Dorrie Evans, the scatty and interfering self-appointed concierge at 96 Lindsay Street, Paddington, was the absolute queen of malapropism on the series Number 96.
Proving extremely popular with the viewing audience, the wit and wisdom of Dorrie (played by Pat McDonald) crept into the Australian idiom during the 1970s.
Suddenly it was the “eppytome” of cool to say “ardamant” when you meant “adamant”, “irrevelant” when you meant “irrelevant” and “miraculate” for “miraculous”. And “It’s a well-known fact” began to preface sentences uttered by thousands of Number 96 viewers.

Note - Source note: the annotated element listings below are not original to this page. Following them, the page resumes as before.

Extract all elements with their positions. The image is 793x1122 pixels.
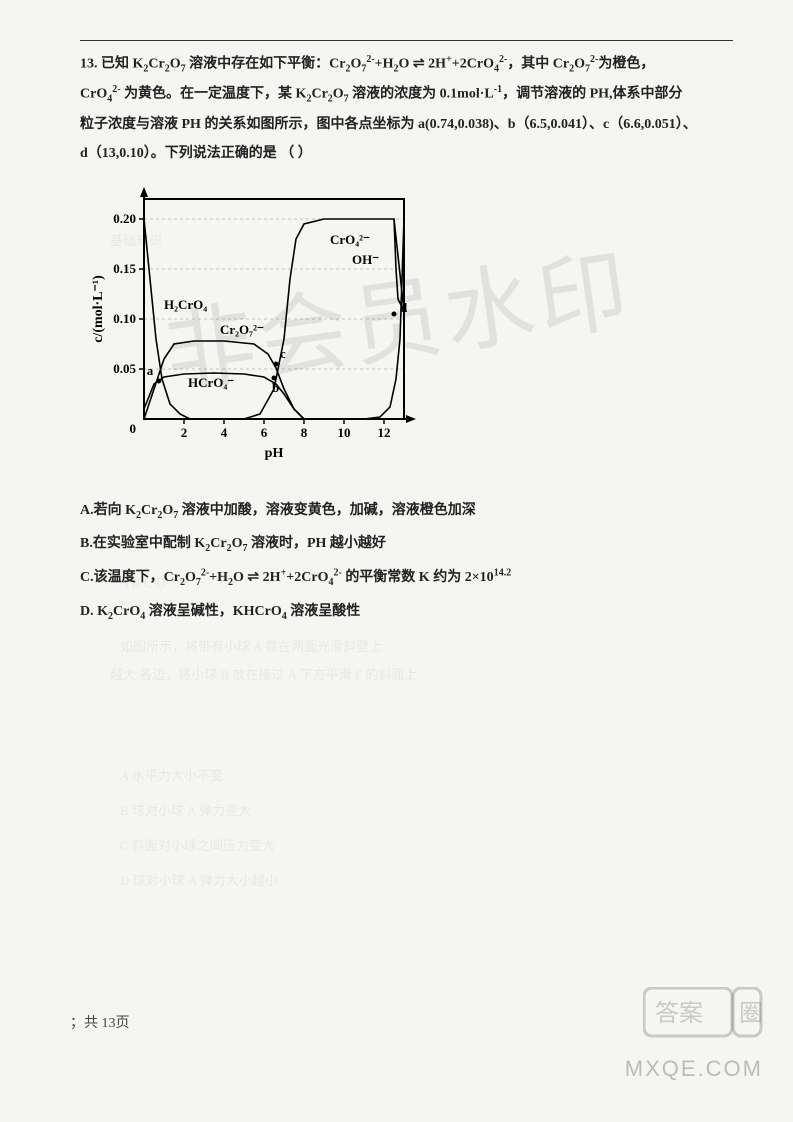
svg-text:H₂CrO₄: H₂CrO₄ xyxy=(164,297,207,312)
q-txt: +H xyxy=(375,57,394,72)
q-txt: ，其中 Cr xyxy=(507,57,569,72)
svg-text:HCrO₄⁻: HCrO₄⁻ xyxy=(188,375,234,390)
q-txt: 为橙色， xyxy=(598,57,654,72)
q-txt: 4 xyxy=(494,63,499,74)
opt-txt: 2- xyxy=(201,568,209,579)
opt-txt: O ⇌ 2H xyxy=(233,570,281,585)
svg-text:圈: 圈 xyxy=(739,1001,763,1027)
svg-text:0.10: 0.10 xyxy=(113,311,136,326)
site-text: MXQE.COM xyxy=(625,1056,763,1082)
ghost-text: A B C D xyxy=(120,575,165,591)
svg-text:a: a xyxy=(147,363,154,378)
opt-txt: O xyxy=(185,570,196,585)
q-txt: 4 xyxy=(107,94,112,105)
q-txt: 溶液的浓度为 0.1mol·L xyxy=(349,87,494,102)
ghost-text: C 斜面对小球之间压力变大 xyxy=(120,835,275,854)
svg-text:Cr₂O₇²⁻: Cr₂O₇²⁻ xyxy=(220,322,264,337)
svg-text:4: 4 xyxy=(221,425,228,440)
q-txt: Cr xyxy=(311,87,327,102)
opt-txt: Cr xyxy=(141,503,157,518)
svg-text:pH: pH xyxy=(265,446,284,461)
opt-txt: 的平衡常数 K 约为 2×10 xyxy=(342,570,494,585)
q-txt: 为黄色。在一定温度下，某 K xyxy=(121,87,307,102)
question-block: 13. 已知 K2Cr2O7 溶液中存在如下平衡：Cr2O72-+H2O ⇌ 2… xyxy=(80,49,733,169)
options-block: A.若向 K2Cr2O7 溶液中加酸，溶液变黄色，加碱，溶液橙色加深 B.在实验… xyxy=(80,494,733,629)
q-txt: 溶液中存在如下平衡：Cr xyxy=(189,57,345,72)
opt-txt: +H xyxy=(209,570,228,585)
ghost-text: 越大 各边，将小球 B 放在接过 A 下方平滑 F 的斜面上 xyxy=(110,664,417,683)
svg-text:b: b xyxy=(272,380,279,395)
option-D: D. K2CrO4 溶液呈碱性，KHCrO4 溶液呈酸性 xyxy=(80,595,733,629)
svg-text:0: 0 xyxy=(130,421,137,436)
q-txt: 2- xyxy=(112,84,120,95)
svg-text:12: 12 xyxy=(378,425,391,440)
opt-txt: 溶液呈碱性，KHCrO xyxy=(145,604,282,619)
top-rule xyxy=(80,40,733,41)
opt-txt: 溶液时，PH 越小越好 xyxy=(247,536,385,551)
q-txt: 7 xyxy=(181,63,186,74)
ghost-text: A 水平力大小不变 xyxy=(120,765,223,784)
opt-txt: 2- xyxy=(333,568,341,579)
q-txt: 2- xyxy=(366,54,374,65)
q-txt: +2CrO xyxy=(452,57,494,72)
svg-text:10: 10 xyxy=(338,425,351,440)
concentration-ph-chart: 2 4 6 8 10 12 0.05 0.10 0.15 0.20 0 pH c/(mol·L⁻¹) H₂… xyxy=(84,179,424,469)
q-txt: O ⇌ 2H xyxy=(399,57,447,72)
svg-text:CrO₄²⁻: CrO₄²⁻ xyxy=(330,232,370,247)
svg-text:8: 8 xyxy=(301,425,308,440)
opt-txt: A.若向 K xyxy=(80,503,136,518)
chart-container: 2 4 6 8 10 12 0.05 0.10 0.15 0.20 0 pH c/(mol·L⁻¹) H₂… xyxy=(84,179,733,474)
ghost-text: B 球对小球 A 弹力变大 xyxy=(120,800,251,819)
q-number: 13. xyxy=(80,57,98,72)
opt-txt: 溶液中加酸，溶液变黄色，加碱，溶液橙色加深 xyxy=(178,503,476,518)
q-txt: d（13,0.10）。下列说法正确的是 （ ） xyxy=(80,146,312,161)
svg-text:0.05: 0.05 xyxy=(113,361,136,376)
q-txt: 7 xyxy=(361,63,366,74)
opt-txt: CrO xyxy=(113,604,140,619)
ghost-text: D 球对小球 A 弹力大小越小 xyxy=(120,870,278,889)
ghost-text: 基础知识 xyxy=(110,230,162,249)
option-A: A.若向 K2Cr2O7 溶液中加酸，溶液变黄色，加碱，溶液橙色加深 xyxy=(80,494,733,528)
opt-txt: O xyxy=(162,503,173,518)
page-root: 13. 已知 K2Cr2O7 溶液中存在如下平衡：Cr2O72-+H2O ⇌ 2… xyxy=(0,0,793,629)
svg-text:2: 2 xyxy=(181,425,188,440)
q-txt: O xyxy=(574,57,585,72)
svg-text:答案: 答案 xyxy=(655,1000,703,1027)
q-txt: O xyxy=(350,57,361,72)
opt-txt: B.在实验室中配制 K xyxy=(80,536,205,551)
option-C: C.该温度下，Cr2O72-+H2O ⇌ 2H++2CrO42- 的平衡常数 K… xyxy=(80,561,733,595)
svg-text:0.20: 0.20 xyxy=(113,211,136,226)
q-txt: O xyxy=(170,57,181,72)
q-txt: 已知 K xyxy=(101,57,143,72)
opt-txt: D. K xyxy=(80,604,108,619)
q-txt: Cr xyxy=(148,57,164,72)
opt-txt: +2CrO xyxy=(286,570,328,585)
svg-text:c/(mol·L⁻¹): c/(mol·L⁻¹) xyxy=(91,275,106,343)
opt-txt: Cr xyxy=(210,536,226,551)
q-txt: CrO xyxy=(80,87,107,102)
q-txt: 7 xyxy=(585,63,590,74)
q-txt: ，调节溶液的 PH,体系中部分 xyxy=(502,87,682,102)
opt-txt: 溶液呈酸性 xyxy=(287,604,361,619)
option-B: B.在实验室中配制 K2Cr2O7 溶液时，PH 越小越好 xyxy=(80,527,733,561)
q-txt: -1 xyxy=(494,84,502,95)
opt-txt: O xyxy=(232,536,243,551)
ghost-text: 如图所示，将带有小球 A 靠在两面光滑斜壁上 xyxy=(120,636,382,655)
answer-logo: 答案 圈 xyxy=(643,987,763,1052)
q-txt: 粒子浓度与溶液 PH 的关系如图所示，图中各点坐标为 a(0.74,0.038)… xyxy=(80,117,697,132)
svg-text:c: c xyxy=(280,346,286,361)
page-footer: ；共 13页 xyxy=(70,1012,130,1032)
svg-text:OH⁻: OH⁻ xyxy=(352,252,379,267)
svg-text:0.15: 0.15 xyxy=(113,261,136,276)
svg-text:6: 6 xyxy=(261,425,268,440)
opt-txt: 14.2 xyxy=(494,568,512,579)
svg-text:d: d xyxy=(400,300,408,315)
q-txt: O xyxy=(333,87,344,102)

The man behind the sayings was script editor Johnny Whyte who developed around 40 emasculated words and phrases but limited their use to about three per episode.

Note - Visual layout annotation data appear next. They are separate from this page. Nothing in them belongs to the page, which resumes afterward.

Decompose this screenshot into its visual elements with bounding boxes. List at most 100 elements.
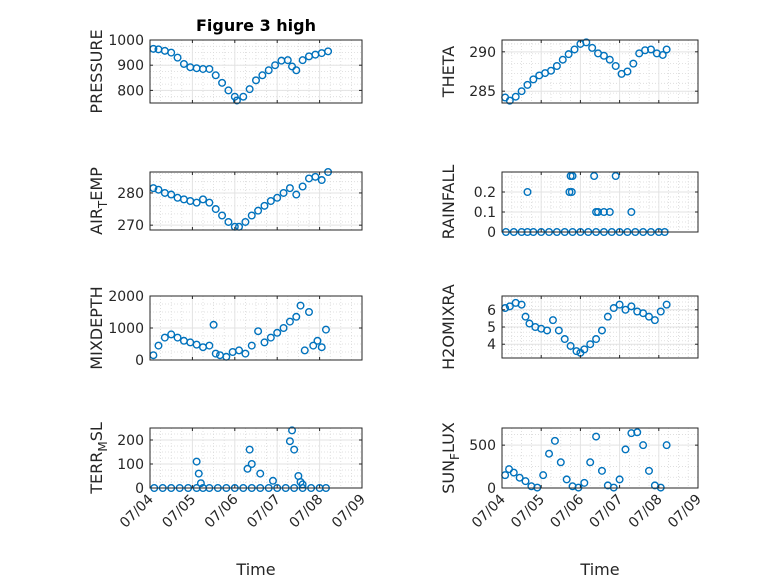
y-tick-label: 0 xyxy=(135,353,144,369)
data-point xyxy=(603,312,612,321)
data-point xyxy=(285,437,294,446)
y-tick-label: 0.2 xyxy=(474,185,496,201)
data-point xyxy=(260,201,269,210)
data-point xyxy=(592,335,601,344)
data-point xyxy=(224,86,233,95)
data-point xyxy=(529,75,538,84)
data-point xyxy=(309,341,318,350)
data-point xyxy=(645,466,654,475)
data-point xyxy=(548,316,557,325)
data-point xyxy=(580,478,589,487)
x-tick-label: 07/07 xyxy=(587,492,627,532)
y-axis-label: AIRTEMP xyxy=(87,167,110,235)
data-point xyxy=(525,319,534,328)
y-tick-label: 290 xyxy=(469,45,496,61)
data-point xyxy=(523,187,532,196)
y-tick-label: 4 xyxy=(487,337,496,353)
data-point xyxy=(656,307,665,316)
data-point xyxy=(597,466,606,475)
x-tick-label: 07/08 xyxy=(626,492,666,532)
data-point xyxy=(627,207,636,216)
data-point xyxy=(658,50,667,59)
y-axis-label: H2OMIXRA xyxy=(439,284,458,370)
data-point xyxy=(605,207,614,216)
data-point xyxy=(279,324,288,333)
y-tick-label: 2000 xyxy=(108,289,144,305)
data-point xyxy=(205,341,214,350)
data-point xyxy=(662,45,671,54)
data-point xyxy=(565,187,574,196)
data-point xyxy=(296,478,305,487)
data-point xyxy=(645,312,654,321)
data-point xyxy=(599,51,608,60)
subplot-theta: 285 290 THETA xyxy=(439,38,699,105)
data-point xyxy=(564,50,573,59)
data-point xyxy=(615,475,624,484)
data-point xyxy=(639,309,648,318)
y-tick-label: 6 xyxy=(487,303,496,319)
data-point xyxy=(247,341,256,350)
y-axis-label: RAINFALL xyxy=(439,165,458,240)
data-point xyxy=(264,66,273,75)
data-point xyxy=(611,61,620,70)
data-point xyxy=(521,477,530,486)
data-point xyxy=(179,59,188,68)
data-point xyxy=(505,96,514,105)
y-tick-label: 1000 xyxy=(108,321,144,337)
data-point xyxy=(629,59,638,68)
data-point xyxy=(292,66,301,75)
data-point xyxy=(198,195,207,204)
data-point xyxy=(254,206,263,215)
data-point xyxy=(599,207,608,216)
data-point xyxy=(167,330,176,339)
x-tick-label: 07/05 xyxy=(508,492,548,532)
axes-box xyxy=(149,171,363,231)
y-axis-label: PRESSURE xyxy=(87,29,106,113)
y-tick-label: 0.1 xyxy=(474,205,496,221)
data-point xyxy=(241,217,250,226)
data-point xyxy=(192,198,201,207)
data-point xyxy=(633,428,642,437)
data-point xyxy=(552,61,561,70)
data-point xyxy=(635,49,644,58)
x-tick-label: 07/04 xyxy=(117,491,157,531)
data-point xyxy=(511,92,520,101)
data-point xyxy=(517,300,526,309)
data-point xyxy=(241,349,250,358)
y-tick-label: 900 xyxy=(117,58,144,74)
data-point xyxy=(324,47,333,56)
y-tick-label: 200 xyxy=(117,433,144,449)
y-tick-label: 1000 xyxy=(108,33,144,49)
y-tick-label: 0 xyxy=(135,481,144,497)
data-point xyxy=(154,341,163,350)
data-point xyxy=(273,193,282,202)
data-point xyxy=(285,317,294,326)
data-point xyxy=(517,87,526,96)
data-point xyxy=(154,185,163,194)
data-point xyxy=(196,479,205,488)
data-point xyxy=(311,172,320,181)
x-axis-label: Time xyxy=(235,560,275,579)
data-point xyxy=(605,55,614,64)
data-point xyxy=(586,340,595,349)
data-point xyxy=(273,328,282,337)
y-axis-label: SUNFLUX xyxy=(439,422,462,494)
data-point xyxy=(247,460,256,469)
x-tick-label: 07/08 xyxy=(287,492,327,532)
figure-title: Figure 3 high xyxy=(196,16,316,35)
data-point xyxy=(586,458,595,467)
axes-box xyxy=(149,39,363,104)
data-point xyxy=(211,71,220,80)
data-point xyxy=(509,468,518,477)
y-axis-label: TERRMSL xyxy=(87,422,110,495)
data-point xyxy=(615,300,624,309)
x-tick-label: 07/09 xyxy=(665,492,705,532)
x-tick-label: 07/07 xyxy=(244,492,284,532)
data-point xyxy=(505,302,514,311)
data-point xyxy=(300,346,309,355)
data-point xyxy=(539,471,548,480)
data-point xyxy=(609,304,618,313)
data-point xyxy=(218,211,227,220)
axes-box xyxy=(501,39,699,104)
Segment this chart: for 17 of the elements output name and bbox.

Here is a selection of some of the choicest of the Dorrie Evans verbal gems:
- It’s irrevelant.
- It was bony fido, I tell you.
- It’s an affectionate disease.
- It’s a well-known fact, Herbert.
- I have always found Americans very laxative in that effect.
- I’ve got a terrible migrant headache.
- Don’t be so fascetial.
- Anyone would think I’m a tulip bulb by the way you keep me in the dark.
- As consurge of this building I should have been told.
- I nearly went beresk.
- I’m at the point of having a cerebral haemorrhoid.
- Pardon me for protruding.
- I prefer to remain ambiguous.
- He is a health fantastic.
- I am not going to have you sick in bed for a week full of microscopic orgasms.
- Life is not always a bowl of cherubs.
- For the last and final time.
- The prices were exuberant.
- Don’t rub salt into the womb.
- I am alleged to believe . . .
- They’re living in perfect harmonium.
- We bought a bottle of muskrat.
- It’s a fragment of your imagination.
- It was miraculate.
- I am quite ardamant about that.
- They are enjoying intimate carnival relations.
- That’s all my eye and Mary Martin.
- Be that as it may.
- Why wasn’t I told?
Pat McDonald died at the Royal North Shore Hospital in Sydney on 10 March 1990 after a lengthy fight with cancer of the pancreas. She was 68.